Casi desde siempre el arte ha tenido como misión no declarada escandalizar a la sociedad y los individuos, sacudirlos del letargo en que se encuentran siquiera por un instante para suscitar la duda, la reflexión, el cuestionamiento de su realidad inmediata, de sus valores y sus creencias.
En este sentido quizá no sea tan sorprendente que, luego de varios siglos de historia, ciertas manifestaciones artísticas recurran para conseguir tal efecto a maniobras radicales, extremas. A diferencia de otras épocas, pareciera que en la nuestra ya no bastan los desnudos en la pintura, los cambios abruptos de técnica o algún otro recurso controvertido para objetar la permanencia del statu quo. Ahora, dicho literalmente, se pone mucho más en juego.

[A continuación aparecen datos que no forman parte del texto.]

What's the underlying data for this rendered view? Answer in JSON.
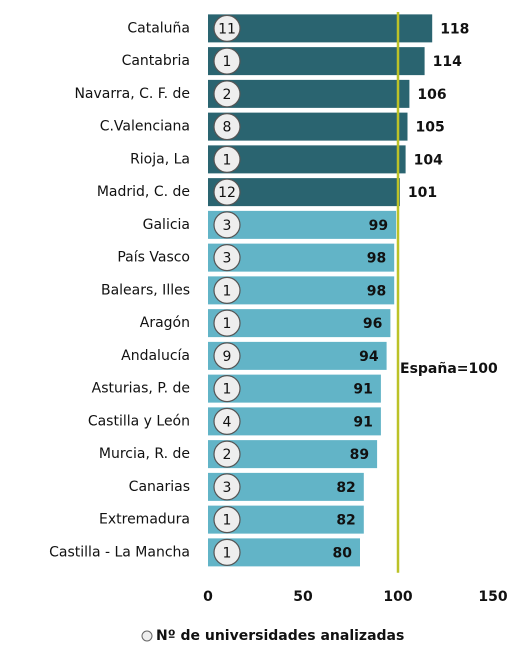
{
  "chart_data": {
    "type": "bar",
    "orientation": "horizontal",
    "categories": [
      "Cataluña",
      "Cantabria",
      "Navarra, C. F. de",
      "C.Valenciana",
      "Rioja, La",
      "Madrid, C. de",
      "Galicia",
      "País Vasco",
      "Balears, Illes",
      "Aragón",
      "Andalucía",
      "Asturias, P. de",
      "Castilla y León",
      "Murcia, R. de",
      "Canarias",
      "Extremadura",
      "Castilla - La Mancha"
    ],
    "values": [
      118,
      114,
      106,
      105,
      104,
      101,
      99,
      98,
      98,
      96,
      94,
      91,
      91,
      89,
      82,
      82,
      80
    ],
    "color_above": "#2a6470",
    "color_below": "#62b4c7",
    "universities": {
      "name": "Nº de universidades analizadas",
      "values": [
        11,
        1,
        2,
        8,
        1,
        12,
        3,
        3,
        1,
        1,
        9,
        1,
        4,
        2,
        3,
        1,
        1
      ]
    },
    "reference": {
      "value": 100,
      "label": "España=100",
      "color": "#bcc228"
    },
    "xlim": [
      0,
      150
    ],
    "xticks": [
      0,
      50,
      100,
      150
    ],
    "grid": false
  }
}
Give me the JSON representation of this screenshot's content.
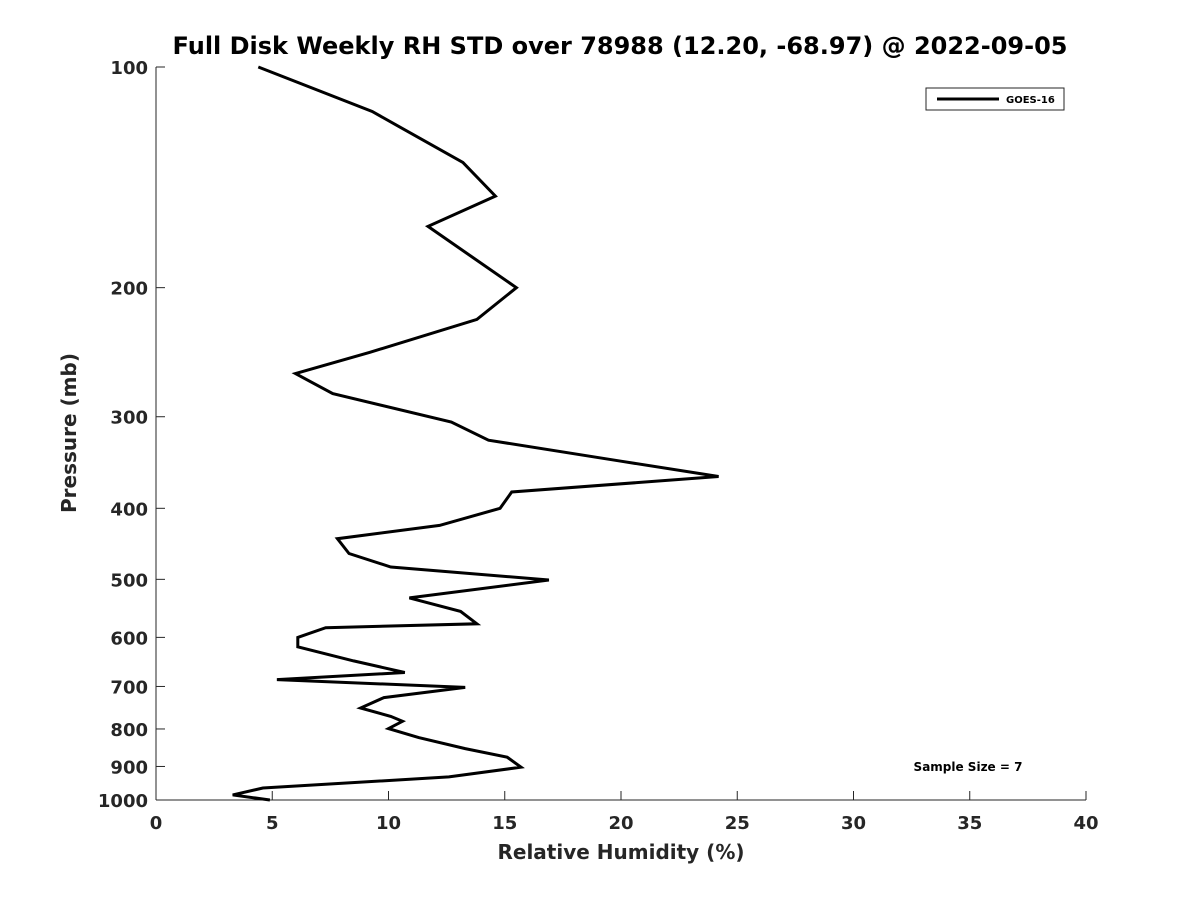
{
  "chart_data": {
    "type": "line",
    "title": "Full Disk Weekly RH STD over 78988 (12.20, -68.97) @ 2022-09-05",
    "xlabel": "Relative Humidity (%)",
    "ylabel": "Pressure (mb)",
    "xlim": [
      0,
      40
    ],
    "ylim": [
      100,
      1000
    ],
    "yscale": "log",
    "y_reversed": true,
    "grid": false,
    "legend_position": "top-right",
    "x_ticks": [
      "0",
      "5",
      "10",
      "15",
      "20",
      "25",
      "30",
      "35",
      "40"
    ],
    "y_ticks": [
      "100",
      "200",
      "300",
      "400",
      "500",
      "600",
      "700",
      "800",
      "900",
      "1000"
    ],
    "annotation": "Sample Size = 7",
    "series": [
      {
        "name": "GOES-16",
        "color": "#000000",
        "x": [
          4.4,
          9.3,
          13.2,
          14.6,
          11.7,
          15.5,
          13.8,
          9.2,
          6.0,
          7.6,
          12.7,
          14.3,
          20.0,
          24.2,
          15.3,
          14.8,
          12.2,
          7.8,
          8.3,
          10.1,
          16.9,
          10.9,
          13.1,
          13.8,
          7.3,
          6.1,
          6.1,
          8.5,
          10.7,
          5.2,
          13.3,
          9.8,
          8.8,
          10.1,
          10.6,
          10.0,
          11.3,
          13.3,
          15.1,
          15.7,
          12.6,
          4.6,
          3.3,
          4.9
        ],
        "y": [
          100,
          115,
          135,
          150,
          165,
          200,
          221,
          245,
          262,
          279,
          305,
          323,
          345,
          362,
          380,
          400,
          422,
          440,
          461,
          481,
          501,
          530,
          553,
          575,
          582,
          600,
          618,
          646,
          670,
          685,
          702,
          725,
          749,
          769,
          781,
          799,
          822,
          851,
          874,
          902,
          930,
          963,
          984,
          1000
        ]
      }
    ]
  }
}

Un ejemplo sumamente elocuente de esta situación que se vive en el arte contemporáneo se encuentra en Marc Quinn, artista británico nacido en 1964 que, aunque de obras siempre polémicas, recientemente levantó mayor revuelo al presentar un busto moldeado a partir de sus propias facciones pero cuyo material, sorprendentemente, no es otro más que sangre congelada: su propia sangre. Repitiendo la operación cada cinco años para obtener sendas esculturas.
Inspirado por los autorretratos de Rembrandt (de donde tomó algo de ese carácter serial y complementario entre cada una de sus partes), Quinn asegura que su trabajo expresa la “preocupación por la mutabilidad del cuerpo y los dualismos que definen la vida humana”, además de otras ideas un tanto menos ambiguas que tocan el corazón mismo de la manera en que el arte se recibe y se reproduce en las sociedades occidentales modernas:
En un sentido gracioso pienso que “Self”, la serie de cabezas congeladas, trata de la imposibilidad de la inmortalidad. Este es un trabajo artístico sobre el sustento de la vida. Si la desconectas, se convierte en un pozo de sangre. Solo puede existir en una cultura donde el cuidado por el arte es una prioridad. No es probable que sobreviva revoluciones, guerras ni disturbios sociales.
Así, “Self” parece apropiarse de una zona incómoda, todavía no delimitada, entre el arte y la vida, el cuerpo y la creación, los preceptos y las expectativas. Una región que, sin leyes ni reglas, tiene al artista como soberano.